The electricity bill shouldn't be that bad. Seeding torrents doesn't put a lot of load on the system. Depending on your hardware it could be pretty low power consumption. On the high end it might hit 4kwh a day.

Currently my server is at 1.5 TiB uploaded since last restart. Always on lol. I wonder how badly it impacts my energy bill. I just have a 1gig unlimited data connection. Figure I oughta use it haha . And yes obvious iso and open src software and the like.

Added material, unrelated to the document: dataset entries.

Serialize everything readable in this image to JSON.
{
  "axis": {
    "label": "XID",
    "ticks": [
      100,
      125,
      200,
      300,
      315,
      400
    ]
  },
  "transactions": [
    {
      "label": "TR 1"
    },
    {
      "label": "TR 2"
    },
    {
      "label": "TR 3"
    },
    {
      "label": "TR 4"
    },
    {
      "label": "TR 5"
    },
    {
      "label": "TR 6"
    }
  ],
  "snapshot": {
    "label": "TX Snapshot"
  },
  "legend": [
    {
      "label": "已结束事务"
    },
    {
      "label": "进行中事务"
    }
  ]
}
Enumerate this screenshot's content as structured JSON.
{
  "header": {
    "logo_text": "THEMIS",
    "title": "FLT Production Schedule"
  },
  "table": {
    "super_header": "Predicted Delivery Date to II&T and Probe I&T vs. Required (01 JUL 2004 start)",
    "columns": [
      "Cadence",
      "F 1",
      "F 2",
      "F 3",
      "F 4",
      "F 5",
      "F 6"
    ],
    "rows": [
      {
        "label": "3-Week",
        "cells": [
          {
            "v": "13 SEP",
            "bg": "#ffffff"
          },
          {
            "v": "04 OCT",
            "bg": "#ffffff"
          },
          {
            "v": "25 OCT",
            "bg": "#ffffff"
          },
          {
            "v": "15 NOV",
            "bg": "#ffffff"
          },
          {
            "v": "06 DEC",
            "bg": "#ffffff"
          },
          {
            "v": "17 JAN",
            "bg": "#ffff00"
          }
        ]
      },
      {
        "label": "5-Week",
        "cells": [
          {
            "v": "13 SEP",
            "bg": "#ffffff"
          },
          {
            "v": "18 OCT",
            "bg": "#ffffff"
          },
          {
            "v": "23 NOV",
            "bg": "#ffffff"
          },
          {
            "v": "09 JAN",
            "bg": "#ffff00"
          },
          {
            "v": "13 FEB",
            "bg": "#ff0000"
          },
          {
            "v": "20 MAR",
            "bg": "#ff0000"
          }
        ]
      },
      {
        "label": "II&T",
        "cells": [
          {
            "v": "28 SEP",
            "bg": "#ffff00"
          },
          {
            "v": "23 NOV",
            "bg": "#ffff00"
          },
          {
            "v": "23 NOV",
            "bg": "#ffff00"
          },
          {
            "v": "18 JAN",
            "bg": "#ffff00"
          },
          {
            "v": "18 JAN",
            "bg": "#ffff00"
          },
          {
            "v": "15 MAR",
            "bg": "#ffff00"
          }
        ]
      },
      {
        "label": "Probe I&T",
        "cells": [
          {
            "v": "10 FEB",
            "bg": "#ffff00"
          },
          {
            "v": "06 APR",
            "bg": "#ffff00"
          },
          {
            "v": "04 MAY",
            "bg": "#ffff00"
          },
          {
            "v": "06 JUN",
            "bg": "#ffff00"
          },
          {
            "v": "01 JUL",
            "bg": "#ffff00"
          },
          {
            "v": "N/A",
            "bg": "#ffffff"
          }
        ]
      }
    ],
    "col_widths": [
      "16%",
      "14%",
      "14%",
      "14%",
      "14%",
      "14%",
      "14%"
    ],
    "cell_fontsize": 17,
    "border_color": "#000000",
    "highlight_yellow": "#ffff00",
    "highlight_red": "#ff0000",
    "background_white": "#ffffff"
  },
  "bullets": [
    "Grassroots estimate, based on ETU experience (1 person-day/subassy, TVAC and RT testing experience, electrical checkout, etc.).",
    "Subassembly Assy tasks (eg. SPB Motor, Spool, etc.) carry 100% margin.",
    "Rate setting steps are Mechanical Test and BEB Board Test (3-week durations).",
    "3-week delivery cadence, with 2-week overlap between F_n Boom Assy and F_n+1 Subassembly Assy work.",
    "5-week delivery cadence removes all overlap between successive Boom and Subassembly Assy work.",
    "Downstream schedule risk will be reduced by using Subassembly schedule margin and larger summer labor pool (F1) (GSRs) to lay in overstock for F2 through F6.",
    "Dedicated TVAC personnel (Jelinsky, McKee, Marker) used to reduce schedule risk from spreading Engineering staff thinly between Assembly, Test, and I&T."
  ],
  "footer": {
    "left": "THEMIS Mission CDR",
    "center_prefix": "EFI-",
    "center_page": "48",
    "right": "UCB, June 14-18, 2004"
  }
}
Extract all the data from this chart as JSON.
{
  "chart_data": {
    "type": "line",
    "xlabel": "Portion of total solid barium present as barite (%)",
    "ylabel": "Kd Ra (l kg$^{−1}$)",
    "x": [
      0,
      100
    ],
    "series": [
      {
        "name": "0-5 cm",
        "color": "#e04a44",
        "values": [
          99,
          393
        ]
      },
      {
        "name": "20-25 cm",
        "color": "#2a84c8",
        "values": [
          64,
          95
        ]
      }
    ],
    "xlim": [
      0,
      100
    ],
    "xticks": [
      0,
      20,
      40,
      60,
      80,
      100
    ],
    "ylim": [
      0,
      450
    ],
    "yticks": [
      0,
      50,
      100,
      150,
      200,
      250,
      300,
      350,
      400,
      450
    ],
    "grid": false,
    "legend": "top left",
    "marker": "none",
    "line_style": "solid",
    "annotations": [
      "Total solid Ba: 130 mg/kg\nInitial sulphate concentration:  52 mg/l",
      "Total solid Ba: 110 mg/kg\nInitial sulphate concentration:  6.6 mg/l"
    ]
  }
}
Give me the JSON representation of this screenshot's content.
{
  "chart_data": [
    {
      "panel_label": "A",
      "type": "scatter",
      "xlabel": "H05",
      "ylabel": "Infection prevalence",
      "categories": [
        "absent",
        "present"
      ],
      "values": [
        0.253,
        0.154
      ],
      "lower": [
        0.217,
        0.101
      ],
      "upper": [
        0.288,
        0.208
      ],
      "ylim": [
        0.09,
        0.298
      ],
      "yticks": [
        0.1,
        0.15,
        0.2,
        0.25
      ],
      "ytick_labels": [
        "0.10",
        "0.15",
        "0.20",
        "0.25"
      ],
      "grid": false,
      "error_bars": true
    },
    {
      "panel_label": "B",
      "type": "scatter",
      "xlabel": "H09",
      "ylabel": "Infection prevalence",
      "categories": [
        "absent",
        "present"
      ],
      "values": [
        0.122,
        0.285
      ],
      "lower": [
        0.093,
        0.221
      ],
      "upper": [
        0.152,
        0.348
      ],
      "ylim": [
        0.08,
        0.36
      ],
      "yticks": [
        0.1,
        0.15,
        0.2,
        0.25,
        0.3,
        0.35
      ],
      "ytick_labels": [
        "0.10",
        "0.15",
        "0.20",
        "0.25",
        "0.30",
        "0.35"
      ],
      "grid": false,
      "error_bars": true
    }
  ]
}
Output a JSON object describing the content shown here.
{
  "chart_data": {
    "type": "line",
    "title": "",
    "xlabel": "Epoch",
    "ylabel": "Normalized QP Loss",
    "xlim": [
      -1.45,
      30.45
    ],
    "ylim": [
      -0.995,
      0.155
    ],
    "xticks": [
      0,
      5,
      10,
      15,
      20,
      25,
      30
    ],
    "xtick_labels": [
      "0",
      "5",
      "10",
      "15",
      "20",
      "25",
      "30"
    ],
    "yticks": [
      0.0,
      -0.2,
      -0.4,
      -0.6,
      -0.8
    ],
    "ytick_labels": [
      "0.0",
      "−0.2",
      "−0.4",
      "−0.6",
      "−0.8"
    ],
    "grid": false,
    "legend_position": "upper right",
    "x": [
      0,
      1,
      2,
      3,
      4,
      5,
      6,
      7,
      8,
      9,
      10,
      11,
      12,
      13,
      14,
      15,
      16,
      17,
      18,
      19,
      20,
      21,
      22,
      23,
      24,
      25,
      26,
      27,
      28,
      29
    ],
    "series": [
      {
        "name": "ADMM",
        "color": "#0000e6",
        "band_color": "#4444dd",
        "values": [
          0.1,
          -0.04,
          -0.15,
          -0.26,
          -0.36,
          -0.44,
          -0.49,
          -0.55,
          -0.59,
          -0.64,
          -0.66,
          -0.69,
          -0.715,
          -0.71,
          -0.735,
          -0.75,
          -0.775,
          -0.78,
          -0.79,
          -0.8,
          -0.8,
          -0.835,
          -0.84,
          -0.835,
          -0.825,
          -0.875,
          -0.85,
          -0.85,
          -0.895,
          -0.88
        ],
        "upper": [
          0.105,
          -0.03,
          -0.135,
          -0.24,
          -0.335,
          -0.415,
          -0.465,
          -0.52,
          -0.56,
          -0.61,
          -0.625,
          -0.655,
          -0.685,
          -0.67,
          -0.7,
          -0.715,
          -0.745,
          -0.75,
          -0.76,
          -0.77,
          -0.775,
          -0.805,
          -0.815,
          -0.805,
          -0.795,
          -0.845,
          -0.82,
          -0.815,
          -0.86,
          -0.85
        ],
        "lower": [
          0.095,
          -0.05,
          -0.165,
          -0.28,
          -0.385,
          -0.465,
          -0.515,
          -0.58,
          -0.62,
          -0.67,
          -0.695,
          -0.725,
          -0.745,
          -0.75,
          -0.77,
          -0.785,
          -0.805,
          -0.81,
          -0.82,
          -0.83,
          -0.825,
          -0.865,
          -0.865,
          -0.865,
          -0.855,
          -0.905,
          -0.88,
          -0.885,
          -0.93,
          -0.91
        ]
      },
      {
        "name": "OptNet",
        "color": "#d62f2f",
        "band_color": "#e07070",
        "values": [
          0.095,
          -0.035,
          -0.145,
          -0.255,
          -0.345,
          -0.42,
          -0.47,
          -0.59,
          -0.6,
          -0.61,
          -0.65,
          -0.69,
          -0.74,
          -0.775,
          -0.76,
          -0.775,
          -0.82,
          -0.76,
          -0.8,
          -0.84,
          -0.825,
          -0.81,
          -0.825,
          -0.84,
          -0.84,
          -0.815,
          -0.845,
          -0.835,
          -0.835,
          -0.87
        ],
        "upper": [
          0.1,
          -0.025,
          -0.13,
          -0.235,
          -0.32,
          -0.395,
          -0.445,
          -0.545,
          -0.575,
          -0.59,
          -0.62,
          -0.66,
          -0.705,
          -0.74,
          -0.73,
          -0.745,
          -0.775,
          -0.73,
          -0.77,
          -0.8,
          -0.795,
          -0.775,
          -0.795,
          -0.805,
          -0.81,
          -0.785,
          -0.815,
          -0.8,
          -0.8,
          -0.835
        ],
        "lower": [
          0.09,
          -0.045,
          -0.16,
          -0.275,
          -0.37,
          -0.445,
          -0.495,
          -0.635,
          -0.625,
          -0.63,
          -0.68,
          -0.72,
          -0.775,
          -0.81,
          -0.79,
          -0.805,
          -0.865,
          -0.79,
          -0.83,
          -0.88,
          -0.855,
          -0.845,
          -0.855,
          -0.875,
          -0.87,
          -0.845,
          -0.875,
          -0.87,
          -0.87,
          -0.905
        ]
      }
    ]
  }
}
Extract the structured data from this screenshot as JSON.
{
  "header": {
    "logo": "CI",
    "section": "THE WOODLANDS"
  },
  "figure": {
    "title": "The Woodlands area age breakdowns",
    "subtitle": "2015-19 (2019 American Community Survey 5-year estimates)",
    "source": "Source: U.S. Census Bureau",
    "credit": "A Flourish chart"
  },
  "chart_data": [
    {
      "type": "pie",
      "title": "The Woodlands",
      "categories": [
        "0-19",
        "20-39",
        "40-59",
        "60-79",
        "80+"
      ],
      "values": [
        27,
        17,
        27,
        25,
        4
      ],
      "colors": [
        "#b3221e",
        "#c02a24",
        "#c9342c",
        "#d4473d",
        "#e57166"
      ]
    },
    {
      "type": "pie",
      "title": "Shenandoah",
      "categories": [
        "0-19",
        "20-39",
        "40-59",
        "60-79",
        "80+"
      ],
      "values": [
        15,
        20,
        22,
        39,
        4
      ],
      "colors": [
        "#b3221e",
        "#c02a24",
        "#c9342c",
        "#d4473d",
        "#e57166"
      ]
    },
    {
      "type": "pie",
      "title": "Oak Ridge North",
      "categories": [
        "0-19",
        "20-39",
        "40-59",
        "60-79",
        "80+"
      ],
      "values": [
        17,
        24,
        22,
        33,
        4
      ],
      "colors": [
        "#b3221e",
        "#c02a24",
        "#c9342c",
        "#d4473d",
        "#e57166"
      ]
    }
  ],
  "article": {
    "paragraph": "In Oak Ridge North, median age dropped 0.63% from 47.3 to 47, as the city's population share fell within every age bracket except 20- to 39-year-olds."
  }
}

My desktop Jellyfin/aarr stack and nextcloud server runs about 1.2kwh/day. So not bad but not free

The craft computing guy on YouTube said in a video that he runs at 7-8khw/day at idle. :O

My cable modem consumes about 10-20w (I've done monitoring). This while a single file server is continually backing up to Crashplan (about 700GB this month so far). So I don't even see my cable modem in my power bill.

My file server is much worse - on average it's consuming about 100w (or 2400wh/day). I've done the math several times, that's about $1/day. It's the box that's syncing with all my devices, and then backing up to Crashplan.